Old Second National Bank came to own three partially completed homes and 52 vacant lots in the Prairie Ridge Townhomes Development in Geneva when it foreclosed on developer John Henry Homes Inc. in February. According to court documents, the bank had the right to designate a board of directors to manage the homeowners association, which includes collecting fees to maintain homes.

The bank designated Arris Management out of Bolingbrook as the party that collected and managed association fees.

But homeowners in the subdivision were unhappy with the way the association had been managed, so they elected a board to handle the fees and a bank account. The plaintiffs in the case said that board did not form legally and had no right to control any association funds.

The two parties made their first court appearance Thursday at the Kane County Courthouse in Geneva. The parties are scheduled to appear in court again Wednesday.

John Cebryzinski, who managed association fees, failed to provide minutes of any board of directors or association financial statements, according to a counterclaim filed by the defendants in the case.

The counterclaim also states that the not-for-profit status of the association was involuntarily dissolved when Cebryzinski failed to submit an annual report.

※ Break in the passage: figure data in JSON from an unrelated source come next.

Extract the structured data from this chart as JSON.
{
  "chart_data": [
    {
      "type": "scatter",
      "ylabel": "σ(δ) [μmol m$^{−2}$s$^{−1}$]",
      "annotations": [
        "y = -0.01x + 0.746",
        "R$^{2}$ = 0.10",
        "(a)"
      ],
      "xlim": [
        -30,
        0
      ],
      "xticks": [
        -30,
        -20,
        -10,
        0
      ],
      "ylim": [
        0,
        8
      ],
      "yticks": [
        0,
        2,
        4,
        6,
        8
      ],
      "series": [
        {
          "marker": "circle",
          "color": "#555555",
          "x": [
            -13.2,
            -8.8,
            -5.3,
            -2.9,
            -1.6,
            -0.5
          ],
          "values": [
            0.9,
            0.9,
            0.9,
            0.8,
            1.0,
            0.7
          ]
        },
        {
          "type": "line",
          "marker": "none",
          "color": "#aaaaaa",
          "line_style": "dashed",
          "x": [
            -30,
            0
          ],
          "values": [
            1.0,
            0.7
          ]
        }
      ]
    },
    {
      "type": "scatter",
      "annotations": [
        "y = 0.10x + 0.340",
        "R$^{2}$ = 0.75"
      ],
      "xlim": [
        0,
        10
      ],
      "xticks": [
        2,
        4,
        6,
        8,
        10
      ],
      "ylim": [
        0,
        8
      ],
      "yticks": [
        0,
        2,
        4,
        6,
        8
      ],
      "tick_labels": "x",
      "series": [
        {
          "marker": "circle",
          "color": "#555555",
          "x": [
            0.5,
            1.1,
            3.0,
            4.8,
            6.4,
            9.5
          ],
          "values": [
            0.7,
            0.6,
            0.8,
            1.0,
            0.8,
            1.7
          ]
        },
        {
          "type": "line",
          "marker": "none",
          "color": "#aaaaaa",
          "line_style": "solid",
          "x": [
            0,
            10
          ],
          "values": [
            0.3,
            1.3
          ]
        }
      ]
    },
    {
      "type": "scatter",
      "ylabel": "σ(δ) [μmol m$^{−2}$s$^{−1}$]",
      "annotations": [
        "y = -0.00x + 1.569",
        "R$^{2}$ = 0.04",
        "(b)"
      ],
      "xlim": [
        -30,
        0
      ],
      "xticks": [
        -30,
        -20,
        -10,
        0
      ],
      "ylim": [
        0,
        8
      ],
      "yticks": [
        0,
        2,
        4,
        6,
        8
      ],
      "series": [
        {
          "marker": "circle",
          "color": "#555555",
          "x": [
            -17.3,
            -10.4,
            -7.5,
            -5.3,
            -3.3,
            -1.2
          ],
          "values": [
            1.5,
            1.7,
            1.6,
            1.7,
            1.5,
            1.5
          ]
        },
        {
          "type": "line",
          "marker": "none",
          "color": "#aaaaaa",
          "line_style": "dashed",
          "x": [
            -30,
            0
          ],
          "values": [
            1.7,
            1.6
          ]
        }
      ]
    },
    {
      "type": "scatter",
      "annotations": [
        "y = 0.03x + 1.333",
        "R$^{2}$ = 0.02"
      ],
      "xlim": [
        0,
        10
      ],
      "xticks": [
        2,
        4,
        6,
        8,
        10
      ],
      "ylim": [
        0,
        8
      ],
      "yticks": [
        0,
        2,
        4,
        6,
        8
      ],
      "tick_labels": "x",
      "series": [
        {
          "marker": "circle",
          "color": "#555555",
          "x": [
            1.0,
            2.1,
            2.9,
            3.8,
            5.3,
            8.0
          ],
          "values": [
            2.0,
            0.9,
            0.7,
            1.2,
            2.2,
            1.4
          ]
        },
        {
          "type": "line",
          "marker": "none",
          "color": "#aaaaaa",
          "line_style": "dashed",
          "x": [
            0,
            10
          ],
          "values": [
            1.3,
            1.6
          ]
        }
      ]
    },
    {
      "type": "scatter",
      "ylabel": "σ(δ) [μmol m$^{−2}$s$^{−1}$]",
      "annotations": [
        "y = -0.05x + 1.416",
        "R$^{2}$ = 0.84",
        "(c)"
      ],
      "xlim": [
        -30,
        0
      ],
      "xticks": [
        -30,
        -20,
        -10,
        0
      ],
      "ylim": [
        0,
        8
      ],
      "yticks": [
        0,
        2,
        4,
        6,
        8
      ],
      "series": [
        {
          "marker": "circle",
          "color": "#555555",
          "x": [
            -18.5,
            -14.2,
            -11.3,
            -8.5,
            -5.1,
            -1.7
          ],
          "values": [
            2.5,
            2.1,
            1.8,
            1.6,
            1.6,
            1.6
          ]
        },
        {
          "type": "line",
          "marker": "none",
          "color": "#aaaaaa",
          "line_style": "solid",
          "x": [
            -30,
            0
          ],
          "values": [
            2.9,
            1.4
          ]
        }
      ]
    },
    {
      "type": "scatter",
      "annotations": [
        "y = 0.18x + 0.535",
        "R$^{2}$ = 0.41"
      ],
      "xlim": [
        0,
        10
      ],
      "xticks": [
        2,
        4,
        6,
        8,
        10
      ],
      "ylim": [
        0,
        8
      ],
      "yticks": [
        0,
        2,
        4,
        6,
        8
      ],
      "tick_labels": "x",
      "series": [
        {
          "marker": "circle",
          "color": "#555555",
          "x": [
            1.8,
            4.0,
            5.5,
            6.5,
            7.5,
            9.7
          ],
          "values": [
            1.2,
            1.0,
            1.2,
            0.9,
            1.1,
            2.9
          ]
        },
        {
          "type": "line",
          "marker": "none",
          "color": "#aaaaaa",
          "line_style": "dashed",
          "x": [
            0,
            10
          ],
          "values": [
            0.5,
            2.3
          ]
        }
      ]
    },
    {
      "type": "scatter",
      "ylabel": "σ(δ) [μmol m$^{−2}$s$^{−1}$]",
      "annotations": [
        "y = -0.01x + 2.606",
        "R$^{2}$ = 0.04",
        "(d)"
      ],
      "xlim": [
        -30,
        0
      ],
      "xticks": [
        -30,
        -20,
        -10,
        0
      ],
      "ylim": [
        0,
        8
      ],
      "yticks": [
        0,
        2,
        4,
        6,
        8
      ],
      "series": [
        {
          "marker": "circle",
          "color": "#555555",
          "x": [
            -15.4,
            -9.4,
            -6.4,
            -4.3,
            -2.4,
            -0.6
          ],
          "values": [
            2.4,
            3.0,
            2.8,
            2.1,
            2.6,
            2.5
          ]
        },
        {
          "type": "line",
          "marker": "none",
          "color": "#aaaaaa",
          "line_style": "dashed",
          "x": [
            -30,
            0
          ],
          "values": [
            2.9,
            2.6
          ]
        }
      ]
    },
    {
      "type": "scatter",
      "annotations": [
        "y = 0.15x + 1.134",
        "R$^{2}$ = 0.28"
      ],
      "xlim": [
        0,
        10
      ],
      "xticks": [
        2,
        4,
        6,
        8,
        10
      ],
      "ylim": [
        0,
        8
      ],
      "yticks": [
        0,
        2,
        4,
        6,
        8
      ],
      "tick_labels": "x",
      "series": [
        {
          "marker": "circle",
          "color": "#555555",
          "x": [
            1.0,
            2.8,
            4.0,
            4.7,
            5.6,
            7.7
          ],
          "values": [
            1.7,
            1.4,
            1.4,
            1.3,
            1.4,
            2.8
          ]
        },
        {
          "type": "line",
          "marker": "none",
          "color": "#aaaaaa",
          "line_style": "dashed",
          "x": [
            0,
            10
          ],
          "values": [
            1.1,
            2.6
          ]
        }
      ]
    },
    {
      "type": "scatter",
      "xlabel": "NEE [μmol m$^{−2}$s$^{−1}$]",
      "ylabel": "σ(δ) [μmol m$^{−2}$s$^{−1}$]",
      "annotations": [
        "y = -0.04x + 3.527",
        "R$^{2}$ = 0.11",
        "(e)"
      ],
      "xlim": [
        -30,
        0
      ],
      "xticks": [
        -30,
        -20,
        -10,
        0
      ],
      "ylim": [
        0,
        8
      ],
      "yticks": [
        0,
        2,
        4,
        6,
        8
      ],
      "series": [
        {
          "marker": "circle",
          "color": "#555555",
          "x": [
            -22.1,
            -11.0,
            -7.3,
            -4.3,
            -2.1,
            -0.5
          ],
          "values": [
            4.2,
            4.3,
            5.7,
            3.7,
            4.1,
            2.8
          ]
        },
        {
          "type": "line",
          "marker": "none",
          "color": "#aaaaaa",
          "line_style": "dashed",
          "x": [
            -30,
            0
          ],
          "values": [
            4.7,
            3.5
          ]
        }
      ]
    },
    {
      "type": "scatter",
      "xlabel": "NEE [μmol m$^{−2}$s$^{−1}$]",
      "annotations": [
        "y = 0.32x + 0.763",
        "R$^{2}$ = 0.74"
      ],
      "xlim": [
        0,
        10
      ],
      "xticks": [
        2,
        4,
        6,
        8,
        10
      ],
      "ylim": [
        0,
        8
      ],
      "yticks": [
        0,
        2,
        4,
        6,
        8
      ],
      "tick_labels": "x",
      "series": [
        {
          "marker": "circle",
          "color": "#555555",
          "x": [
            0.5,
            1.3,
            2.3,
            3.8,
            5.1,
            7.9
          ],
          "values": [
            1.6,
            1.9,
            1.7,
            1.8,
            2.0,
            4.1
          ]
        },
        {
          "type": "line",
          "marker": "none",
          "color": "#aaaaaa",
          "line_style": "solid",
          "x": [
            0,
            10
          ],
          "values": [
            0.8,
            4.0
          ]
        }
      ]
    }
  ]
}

In 2011, homeowners in the subdivision at Peck and Bricher roads contacted attorneys for the bank requesting that control of the association be turned over to the homeowners. When homeowners found out that a landscaping contract had been canceled and the association had no snow-removal contract, they circulated a petition to other homeowners in the subdivision seeking to elect a new board of directors.

Julie Simpson, one of five defendants named in the case and president of the newly elected board, said the dispute comes down to deciding which party is in charge of controlling the homeowners association.

“We assert we are, and they assert they are,” she said.

Simpson said through a series of correspondences, the parties had worked out an agreement to allow the homeowners to run the association.